Novo duplo homicídio nos arredores da capital moçambicana – Polícia

Maputo, 16 jun 2026 (Lusa) – Duas pessoas foram mortalmente atingidas a tiro na Matola, num novo crime violento nos arredores de Maputo, capital moçambicana, disse hoje à Lusa fonte da polícia da República de Moçambique (PRM).

“Duas pessoas perderam a vida, mas são pessoas desconhecidas até então”, afirmou a porta-voz a PRM na província de Maputo, Carmínia Leite, sem avançar mais detalhes do crime, ocorrido na tarde de segunda-feira, assegurando estarem em curso trabalhos de investigação.

Acrescentou que o duplo homicídio ocorreu quando desconhecidos interpelaram uma viatura na zona baixa da travessia do rio Mulahuze pela estrada que liga Matola a Maputo, no troço Khongolote-Molumbela, tendo disparado contra o condutor e o acompanhante.

Imagens que entretanto circulam nas redes sociais mostram a viatura crivada de balas na parte frontal, uma prática criminal que, na Matola, tem sido recorrente no último ano.

O caso mais recente, também de duplo homicídio, ocorreu em 06 de abril, sendo uma das vítimas um agente do Serviço Nacional de Investigação Criminal (Sernic), conforme confirmou o porta-voz da corporação, Hilário Lole.

Na altura, as autoridades moçambicanas avançaram que o agente foi morto quando estava “envolvido numa operação”, após ter sido alvejado a tiro na cidade da Matola, destacando-se esse como o oitavo caso violento do género conhecido publicamente, na capital, desde junho de 2025, envolvendo agentes da polícia moçambicana.

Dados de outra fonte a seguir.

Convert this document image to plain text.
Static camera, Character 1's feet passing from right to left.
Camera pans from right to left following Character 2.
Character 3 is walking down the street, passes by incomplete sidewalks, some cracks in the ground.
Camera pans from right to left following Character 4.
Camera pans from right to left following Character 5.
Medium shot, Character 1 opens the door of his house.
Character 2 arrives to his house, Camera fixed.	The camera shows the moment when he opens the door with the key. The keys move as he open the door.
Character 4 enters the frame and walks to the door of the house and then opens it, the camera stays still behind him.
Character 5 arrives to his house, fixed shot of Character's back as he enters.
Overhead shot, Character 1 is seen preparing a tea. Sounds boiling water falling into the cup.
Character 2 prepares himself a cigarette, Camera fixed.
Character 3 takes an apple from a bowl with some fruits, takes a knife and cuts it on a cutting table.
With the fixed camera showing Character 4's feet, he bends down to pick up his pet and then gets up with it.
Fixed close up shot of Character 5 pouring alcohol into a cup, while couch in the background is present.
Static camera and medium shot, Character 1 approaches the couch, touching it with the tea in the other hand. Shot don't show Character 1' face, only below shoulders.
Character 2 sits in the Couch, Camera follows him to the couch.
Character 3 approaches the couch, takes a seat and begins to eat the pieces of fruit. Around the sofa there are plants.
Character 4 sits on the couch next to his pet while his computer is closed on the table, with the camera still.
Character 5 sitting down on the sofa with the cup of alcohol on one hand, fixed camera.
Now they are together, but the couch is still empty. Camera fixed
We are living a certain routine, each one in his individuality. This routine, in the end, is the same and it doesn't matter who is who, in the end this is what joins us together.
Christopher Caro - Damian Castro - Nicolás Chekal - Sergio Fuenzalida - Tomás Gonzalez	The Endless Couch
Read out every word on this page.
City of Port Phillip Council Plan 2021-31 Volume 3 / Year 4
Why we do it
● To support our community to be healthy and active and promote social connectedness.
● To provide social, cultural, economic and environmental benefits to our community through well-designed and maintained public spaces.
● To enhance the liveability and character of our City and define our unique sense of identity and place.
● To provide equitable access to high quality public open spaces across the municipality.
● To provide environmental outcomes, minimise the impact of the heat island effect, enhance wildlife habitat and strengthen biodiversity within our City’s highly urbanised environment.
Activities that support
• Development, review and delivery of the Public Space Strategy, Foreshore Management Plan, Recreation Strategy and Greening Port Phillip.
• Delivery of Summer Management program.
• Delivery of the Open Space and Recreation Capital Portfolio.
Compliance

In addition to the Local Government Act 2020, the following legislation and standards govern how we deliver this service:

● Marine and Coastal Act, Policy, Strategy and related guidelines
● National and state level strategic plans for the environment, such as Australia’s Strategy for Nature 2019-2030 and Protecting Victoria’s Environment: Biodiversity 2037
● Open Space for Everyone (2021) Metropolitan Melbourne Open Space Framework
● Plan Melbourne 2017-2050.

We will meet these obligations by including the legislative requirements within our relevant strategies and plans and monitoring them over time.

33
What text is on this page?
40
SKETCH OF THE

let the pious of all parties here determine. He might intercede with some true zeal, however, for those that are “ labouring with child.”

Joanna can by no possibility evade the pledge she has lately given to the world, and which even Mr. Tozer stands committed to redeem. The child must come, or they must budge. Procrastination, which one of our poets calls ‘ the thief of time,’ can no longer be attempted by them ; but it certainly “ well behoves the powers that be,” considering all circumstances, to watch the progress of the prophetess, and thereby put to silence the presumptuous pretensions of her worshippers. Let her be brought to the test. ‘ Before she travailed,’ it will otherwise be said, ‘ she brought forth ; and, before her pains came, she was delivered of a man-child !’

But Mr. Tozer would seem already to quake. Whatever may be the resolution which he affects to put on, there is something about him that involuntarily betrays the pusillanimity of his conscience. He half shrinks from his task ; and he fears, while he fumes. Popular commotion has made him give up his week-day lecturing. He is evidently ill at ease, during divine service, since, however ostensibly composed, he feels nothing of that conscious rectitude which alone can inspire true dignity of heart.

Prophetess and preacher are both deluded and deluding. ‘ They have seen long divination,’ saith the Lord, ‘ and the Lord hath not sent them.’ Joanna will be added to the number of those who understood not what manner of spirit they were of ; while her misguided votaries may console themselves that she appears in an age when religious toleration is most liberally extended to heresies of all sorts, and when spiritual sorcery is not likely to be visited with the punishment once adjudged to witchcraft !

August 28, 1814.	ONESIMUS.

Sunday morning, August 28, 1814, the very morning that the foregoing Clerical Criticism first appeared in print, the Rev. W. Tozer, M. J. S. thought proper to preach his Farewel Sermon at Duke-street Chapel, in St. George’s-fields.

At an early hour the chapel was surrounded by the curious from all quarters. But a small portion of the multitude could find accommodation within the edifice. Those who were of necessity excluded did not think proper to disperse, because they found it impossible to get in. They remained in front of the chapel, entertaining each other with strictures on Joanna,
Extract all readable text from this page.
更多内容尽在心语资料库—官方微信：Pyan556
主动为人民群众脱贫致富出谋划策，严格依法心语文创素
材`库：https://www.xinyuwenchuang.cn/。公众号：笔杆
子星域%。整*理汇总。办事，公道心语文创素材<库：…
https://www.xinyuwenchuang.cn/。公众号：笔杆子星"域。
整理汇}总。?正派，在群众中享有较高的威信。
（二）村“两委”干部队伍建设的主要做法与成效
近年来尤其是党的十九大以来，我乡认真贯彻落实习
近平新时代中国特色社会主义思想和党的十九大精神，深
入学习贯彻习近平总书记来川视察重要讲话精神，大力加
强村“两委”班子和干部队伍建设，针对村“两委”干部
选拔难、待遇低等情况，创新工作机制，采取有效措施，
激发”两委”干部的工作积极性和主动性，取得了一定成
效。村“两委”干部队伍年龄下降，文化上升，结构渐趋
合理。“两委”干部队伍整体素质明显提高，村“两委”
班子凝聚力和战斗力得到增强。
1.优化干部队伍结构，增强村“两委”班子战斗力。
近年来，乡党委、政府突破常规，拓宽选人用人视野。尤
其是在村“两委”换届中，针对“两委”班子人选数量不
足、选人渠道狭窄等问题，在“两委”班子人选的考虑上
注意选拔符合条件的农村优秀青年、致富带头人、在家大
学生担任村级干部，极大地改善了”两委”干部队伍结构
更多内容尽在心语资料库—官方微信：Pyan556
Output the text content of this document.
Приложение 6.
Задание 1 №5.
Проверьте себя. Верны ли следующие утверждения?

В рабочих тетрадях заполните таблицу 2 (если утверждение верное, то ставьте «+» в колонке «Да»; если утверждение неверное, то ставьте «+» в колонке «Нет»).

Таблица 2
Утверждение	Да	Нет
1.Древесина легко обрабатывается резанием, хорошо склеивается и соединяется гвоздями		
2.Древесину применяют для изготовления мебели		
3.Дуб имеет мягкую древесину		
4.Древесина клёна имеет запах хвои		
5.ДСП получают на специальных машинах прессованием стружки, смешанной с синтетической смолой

O crime anterior conhecido, igualmente na Matola, envolveu um outro agente de investigação criminal, morto a tiro na sua residência em 03 de janeiro. Em 23 de outubro, a comandante distrital da Polícia da República de Moçambique (PRM) de Marracuene, arredores de Maputo, segundo fonte da corporação, foi alvejada no interior de uma viatura ao longo da Estrada Circular, no município da Matola.

Antes, em 01 de outubro, a polícia confirmou que um agente do Sernic foi visado e ferido no tiroteio que provocou a morte de duas pessoas, atingidas por balas perdidas, igualmente na Matola.

Outro caso aconteceu em 09 de setembro, com um sargento principal alvejado mortalmente quando se encontrava no interior da sua viatura, numa zona denominada Mangueiras, área de jurisdição da sétima esquadra da polícia, no bairro T3, no mesmo município.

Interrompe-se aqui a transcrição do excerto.